Hirib Bassot was a media pundit broadcasting on the HoloNet.[1]


On a political show, Bassot argued that the threat of the Separatist armies was overinflated, and hinted that this was part of a government propaganda effort to continue the Clone Wars beyond reasonable means to maintain a hidden agenda.[1]

The pundit was later found dead at home, with the cause of death said to be contaminated glitterstim.[1]

Behind the scenesEdit

Bassot's sex and race are never established.

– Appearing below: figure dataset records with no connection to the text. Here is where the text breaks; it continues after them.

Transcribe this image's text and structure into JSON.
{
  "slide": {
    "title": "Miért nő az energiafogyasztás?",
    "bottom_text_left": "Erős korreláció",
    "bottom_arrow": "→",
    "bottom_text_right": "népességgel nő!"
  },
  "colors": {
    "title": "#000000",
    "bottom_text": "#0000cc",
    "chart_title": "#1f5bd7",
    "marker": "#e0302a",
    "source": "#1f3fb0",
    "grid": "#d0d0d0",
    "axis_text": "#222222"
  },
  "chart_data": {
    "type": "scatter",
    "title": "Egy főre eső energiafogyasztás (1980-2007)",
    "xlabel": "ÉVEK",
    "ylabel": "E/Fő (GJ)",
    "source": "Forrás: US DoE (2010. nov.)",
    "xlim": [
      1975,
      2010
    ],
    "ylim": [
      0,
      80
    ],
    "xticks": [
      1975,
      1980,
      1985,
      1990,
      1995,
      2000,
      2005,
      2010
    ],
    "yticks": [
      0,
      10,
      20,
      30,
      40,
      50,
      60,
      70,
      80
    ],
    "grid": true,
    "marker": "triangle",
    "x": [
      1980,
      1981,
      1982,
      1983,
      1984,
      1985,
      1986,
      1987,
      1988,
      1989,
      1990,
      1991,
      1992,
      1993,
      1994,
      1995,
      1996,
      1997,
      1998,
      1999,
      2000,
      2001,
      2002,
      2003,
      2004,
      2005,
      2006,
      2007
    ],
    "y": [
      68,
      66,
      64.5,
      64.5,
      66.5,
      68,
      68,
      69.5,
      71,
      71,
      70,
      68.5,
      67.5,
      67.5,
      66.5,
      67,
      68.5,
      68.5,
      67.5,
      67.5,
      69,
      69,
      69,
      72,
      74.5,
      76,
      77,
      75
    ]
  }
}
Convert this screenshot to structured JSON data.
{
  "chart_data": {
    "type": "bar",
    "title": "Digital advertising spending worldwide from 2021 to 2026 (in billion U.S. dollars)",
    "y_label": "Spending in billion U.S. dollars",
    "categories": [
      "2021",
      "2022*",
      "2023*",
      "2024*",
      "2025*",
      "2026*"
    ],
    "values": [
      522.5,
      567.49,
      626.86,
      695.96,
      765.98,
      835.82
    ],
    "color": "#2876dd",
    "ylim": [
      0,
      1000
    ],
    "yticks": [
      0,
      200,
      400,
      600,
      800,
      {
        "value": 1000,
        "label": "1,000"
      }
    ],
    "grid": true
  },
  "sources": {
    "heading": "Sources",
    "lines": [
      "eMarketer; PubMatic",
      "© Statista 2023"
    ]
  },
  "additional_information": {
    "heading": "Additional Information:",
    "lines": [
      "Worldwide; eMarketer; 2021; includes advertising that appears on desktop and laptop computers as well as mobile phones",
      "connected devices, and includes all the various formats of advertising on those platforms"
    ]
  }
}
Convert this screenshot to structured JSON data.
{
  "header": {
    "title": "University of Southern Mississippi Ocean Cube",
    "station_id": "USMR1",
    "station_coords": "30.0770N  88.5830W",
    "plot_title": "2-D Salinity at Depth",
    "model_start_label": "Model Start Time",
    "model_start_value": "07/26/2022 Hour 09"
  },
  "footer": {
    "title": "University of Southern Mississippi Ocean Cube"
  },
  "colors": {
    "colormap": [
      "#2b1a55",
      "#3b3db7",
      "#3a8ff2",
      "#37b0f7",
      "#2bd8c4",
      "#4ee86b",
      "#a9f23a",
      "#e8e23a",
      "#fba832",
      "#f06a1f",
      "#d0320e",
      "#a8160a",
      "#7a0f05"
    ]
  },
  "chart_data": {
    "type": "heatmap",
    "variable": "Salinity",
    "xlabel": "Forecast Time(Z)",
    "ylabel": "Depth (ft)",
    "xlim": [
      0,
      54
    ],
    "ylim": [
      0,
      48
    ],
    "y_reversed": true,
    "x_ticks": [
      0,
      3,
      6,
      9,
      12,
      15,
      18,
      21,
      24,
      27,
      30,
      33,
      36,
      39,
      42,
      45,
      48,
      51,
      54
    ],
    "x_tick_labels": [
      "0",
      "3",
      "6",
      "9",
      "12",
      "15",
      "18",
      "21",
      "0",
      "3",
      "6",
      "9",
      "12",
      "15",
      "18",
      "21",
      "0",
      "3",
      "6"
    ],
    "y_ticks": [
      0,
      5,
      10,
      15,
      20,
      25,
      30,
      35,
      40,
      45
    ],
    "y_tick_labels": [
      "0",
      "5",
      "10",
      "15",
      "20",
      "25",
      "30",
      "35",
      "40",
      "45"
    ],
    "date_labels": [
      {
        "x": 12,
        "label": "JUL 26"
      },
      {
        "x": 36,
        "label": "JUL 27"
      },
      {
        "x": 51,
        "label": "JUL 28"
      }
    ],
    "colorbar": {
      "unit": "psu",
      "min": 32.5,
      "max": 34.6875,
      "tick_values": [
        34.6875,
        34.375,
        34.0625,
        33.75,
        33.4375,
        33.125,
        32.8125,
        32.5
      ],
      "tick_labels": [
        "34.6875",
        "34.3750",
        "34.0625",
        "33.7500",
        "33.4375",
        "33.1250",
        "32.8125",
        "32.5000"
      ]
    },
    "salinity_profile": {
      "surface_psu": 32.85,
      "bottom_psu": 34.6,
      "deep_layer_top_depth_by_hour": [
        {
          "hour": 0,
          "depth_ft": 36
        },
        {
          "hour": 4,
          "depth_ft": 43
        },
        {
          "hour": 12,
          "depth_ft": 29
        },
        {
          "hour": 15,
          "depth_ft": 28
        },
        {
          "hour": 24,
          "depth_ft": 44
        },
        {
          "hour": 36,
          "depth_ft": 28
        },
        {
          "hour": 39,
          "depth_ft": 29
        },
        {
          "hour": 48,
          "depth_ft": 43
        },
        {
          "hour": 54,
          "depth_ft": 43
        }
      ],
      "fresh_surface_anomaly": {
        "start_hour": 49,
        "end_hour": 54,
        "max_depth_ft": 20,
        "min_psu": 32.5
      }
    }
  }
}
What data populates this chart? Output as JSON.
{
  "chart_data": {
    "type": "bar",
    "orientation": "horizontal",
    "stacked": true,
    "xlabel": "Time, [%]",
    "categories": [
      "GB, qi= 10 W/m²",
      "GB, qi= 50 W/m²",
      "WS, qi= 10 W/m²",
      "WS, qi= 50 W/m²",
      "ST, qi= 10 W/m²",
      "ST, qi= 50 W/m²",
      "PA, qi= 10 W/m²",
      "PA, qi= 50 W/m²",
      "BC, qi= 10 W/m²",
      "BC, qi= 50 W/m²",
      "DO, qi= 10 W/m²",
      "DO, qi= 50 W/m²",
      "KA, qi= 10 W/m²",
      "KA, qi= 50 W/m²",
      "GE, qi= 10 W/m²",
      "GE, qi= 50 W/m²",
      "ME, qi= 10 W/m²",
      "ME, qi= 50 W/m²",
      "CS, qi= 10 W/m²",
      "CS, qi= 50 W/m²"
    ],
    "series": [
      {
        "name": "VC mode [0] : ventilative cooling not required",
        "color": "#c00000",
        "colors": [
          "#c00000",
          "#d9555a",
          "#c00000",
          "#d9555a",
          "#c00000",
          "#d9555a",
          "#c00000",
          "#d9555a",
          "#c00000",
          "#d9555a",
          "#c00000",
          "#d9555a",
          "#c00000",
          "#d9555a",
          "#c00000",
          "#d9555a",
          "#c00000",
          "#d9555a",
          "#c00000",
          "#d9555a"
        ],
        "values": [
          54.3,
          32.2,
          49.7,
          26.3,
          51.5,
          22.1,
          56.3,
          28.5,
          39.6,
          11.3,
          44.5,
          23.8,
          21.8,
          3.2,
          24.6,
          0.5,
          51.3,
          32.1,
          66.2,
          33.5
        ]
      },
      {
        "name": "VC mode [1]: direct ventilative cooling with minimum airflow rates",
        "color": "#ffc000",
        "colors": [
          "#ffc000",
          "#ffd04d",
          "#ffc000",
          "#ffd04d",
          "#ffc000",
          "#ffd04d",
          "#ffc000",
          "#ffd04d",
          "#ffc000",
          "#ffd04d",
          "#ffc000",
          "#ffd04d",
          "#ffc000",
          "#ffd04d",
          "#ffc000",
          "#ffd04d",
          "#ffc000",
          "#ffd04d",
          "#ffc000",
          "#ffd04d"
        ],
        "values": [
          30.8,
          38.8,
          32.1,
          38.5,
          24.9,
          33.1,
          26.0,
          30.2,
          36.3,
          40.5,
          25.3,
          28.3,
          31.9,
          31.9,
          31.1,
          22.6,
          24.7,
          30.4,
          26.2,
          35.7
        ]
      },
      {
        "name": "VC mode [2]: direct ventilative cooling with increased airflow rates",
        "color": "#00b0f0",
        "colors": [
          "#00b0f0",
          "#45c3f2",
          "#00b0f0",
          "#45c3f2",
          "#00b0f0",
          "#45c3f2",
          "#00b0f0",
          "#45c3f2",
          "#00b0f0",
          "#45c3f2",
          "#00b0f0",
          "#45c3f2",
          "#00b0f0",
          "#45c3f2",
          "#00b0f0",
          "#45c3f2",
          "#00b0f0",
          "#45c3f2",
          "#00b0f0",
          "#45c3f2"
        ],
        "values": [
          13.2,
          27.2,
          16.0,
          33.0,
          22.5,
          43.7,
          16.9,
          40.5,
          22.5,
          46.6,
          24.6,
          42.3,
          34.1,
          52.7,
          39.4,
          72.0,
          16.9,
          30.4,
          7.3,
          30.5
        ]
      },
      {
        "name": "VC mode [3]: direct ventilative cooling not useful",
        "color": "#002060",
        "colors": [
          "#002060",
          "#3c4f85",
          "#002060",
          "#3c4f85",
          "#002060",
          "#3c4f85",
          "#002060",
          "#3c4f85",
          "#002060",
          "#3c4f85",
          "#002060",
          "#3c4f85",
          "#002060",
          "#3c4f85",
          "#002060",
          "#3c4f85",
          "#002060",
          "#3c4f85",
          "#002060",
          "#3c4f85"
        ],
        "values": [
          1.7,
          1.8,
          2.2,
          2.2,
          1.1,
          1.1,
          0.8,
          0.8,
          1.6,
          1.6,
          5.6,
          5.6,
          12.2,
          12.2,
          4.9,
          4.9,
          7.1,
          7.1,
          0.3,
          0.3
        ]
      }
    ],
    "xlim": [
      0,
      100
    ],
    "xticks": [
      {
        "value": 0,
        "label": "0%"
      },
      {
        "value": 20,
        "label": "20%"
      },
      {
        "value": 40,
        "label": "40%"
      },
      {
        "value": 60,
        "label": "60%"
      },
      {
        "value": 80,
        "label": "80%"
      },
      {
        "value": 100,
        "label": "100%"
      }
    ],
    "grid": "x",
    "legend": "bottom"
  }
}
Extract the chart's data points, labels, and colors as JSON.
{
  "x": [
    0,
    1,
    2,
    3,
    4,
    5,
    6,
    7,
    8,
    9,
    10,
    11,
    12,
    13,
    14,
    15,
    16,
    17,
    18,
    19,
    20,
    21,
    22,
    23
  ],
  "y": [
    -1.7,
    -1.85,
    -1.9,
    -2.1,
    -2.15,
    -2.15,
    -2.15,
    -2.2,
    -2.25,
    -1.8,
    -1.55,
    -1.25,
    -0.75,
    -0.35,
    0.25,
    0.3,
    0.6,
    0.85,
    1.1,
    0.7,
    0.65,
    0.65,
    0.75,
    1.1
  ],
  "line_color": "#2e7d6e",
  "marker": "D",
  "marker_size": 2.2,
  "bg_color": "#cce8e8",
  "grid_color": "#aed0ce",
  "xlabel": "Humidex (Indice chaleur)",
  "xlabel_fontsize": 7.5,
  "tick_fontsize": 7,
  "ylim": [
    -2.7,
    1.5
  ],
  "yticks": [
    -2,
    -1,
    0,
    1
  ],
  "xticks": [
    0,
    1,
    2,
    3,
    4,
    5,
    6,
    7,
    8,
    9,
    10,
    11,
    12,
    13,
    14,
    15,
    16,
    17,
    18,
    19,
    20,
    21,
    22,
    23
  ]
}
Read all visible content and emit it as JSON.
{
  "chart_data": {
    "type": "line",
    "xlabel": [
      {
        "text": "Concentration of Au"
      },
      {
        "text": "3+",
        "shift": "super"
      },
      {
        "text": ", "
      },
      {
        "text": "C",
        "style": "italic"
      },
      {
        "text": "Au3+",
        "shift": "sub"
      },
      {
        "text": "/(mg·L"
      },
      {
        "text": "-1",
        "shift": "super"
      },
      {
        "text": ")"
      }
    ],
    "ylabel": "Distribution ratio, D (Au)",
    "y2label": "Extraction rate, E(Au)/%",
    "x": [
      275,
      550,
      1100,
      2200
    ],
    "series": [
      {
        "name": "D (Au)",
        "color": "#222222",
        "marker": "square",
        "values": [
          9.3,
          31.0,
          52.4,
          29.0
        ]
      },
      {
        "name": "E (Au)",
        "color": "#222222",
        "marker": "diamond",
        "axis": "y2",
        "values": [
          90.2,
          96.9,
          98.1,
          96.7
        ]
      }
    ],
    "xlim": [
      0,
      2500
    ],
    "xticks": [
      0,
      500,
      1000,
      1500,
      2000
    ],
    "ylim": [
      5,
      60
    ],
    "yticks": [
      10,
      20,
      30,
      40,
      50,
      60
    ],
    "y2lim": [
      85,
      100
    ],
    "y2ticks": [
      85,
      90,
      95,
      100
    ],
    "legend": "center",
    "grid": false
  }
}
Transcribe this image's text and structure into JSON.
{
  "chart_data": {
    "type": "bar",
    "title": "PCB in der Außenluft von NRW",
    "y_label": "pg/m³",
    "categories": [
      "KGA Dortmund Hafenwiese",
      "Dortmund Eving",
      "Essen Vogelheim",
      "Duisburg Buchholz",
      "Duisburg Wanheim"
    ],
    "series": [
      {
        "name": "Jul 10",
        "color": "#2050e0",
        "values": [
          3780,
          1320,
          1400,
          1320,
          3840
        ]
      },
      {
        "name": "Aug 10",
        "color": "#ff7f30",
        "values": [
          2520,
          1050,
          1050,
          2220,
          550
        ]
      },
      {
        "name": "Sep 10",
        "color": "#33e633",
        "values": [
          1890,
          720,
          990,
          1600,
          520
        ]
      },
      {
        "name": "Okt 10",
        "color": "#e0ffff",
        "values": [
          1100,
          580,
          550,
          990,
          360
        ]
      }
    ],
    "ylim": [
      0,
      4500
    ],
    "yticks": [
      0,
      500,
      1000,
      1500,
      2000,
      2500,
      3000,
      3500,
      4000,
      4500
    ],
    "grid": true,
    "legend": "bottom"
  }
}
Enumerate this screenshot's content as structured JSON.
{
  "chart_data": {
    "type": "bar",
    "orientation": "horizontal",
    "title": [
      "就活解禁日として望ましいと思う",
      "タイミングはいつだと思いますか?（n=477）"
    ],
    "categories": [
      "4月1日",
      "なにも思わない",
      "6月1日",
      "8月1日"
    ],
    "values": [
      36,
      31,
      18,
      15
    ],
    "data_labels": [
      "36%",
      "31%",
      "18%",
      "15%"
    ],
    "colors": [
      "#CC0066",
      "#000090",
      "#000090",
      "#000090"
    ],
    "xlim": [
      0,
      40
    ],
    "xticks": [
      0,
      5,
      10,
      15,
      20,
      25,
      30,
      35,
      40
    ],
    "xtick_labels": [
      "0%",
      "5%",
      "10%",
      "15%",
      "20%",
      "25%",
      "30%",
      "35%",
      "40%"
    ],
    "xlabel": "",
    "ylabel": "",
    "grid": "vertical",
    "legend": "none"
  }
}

The character mixes what would be, in our world, two different number systems, the short scale and the long scale. In the short scale, a quadrillion is equal to one thousand million million; in the same scale, a quintillion is only one thousand quadrillion, not one million. It is unknown how the Galactic Standard notation, specifically cited in the quote, compares to our short and long scales.

Bassot also claims that the government-cited droid production levels would require strip-mining entire star systems. However, well-known corporations like the Mining Guild were responsible for just that, on a galaxy-wide scale.[2] It is unclear whether this shows Bassot's unfamiliarity with the practice, or whether the argument is that diverting mining output from its regular industrial applications on that scale could not possibly go unnoticed.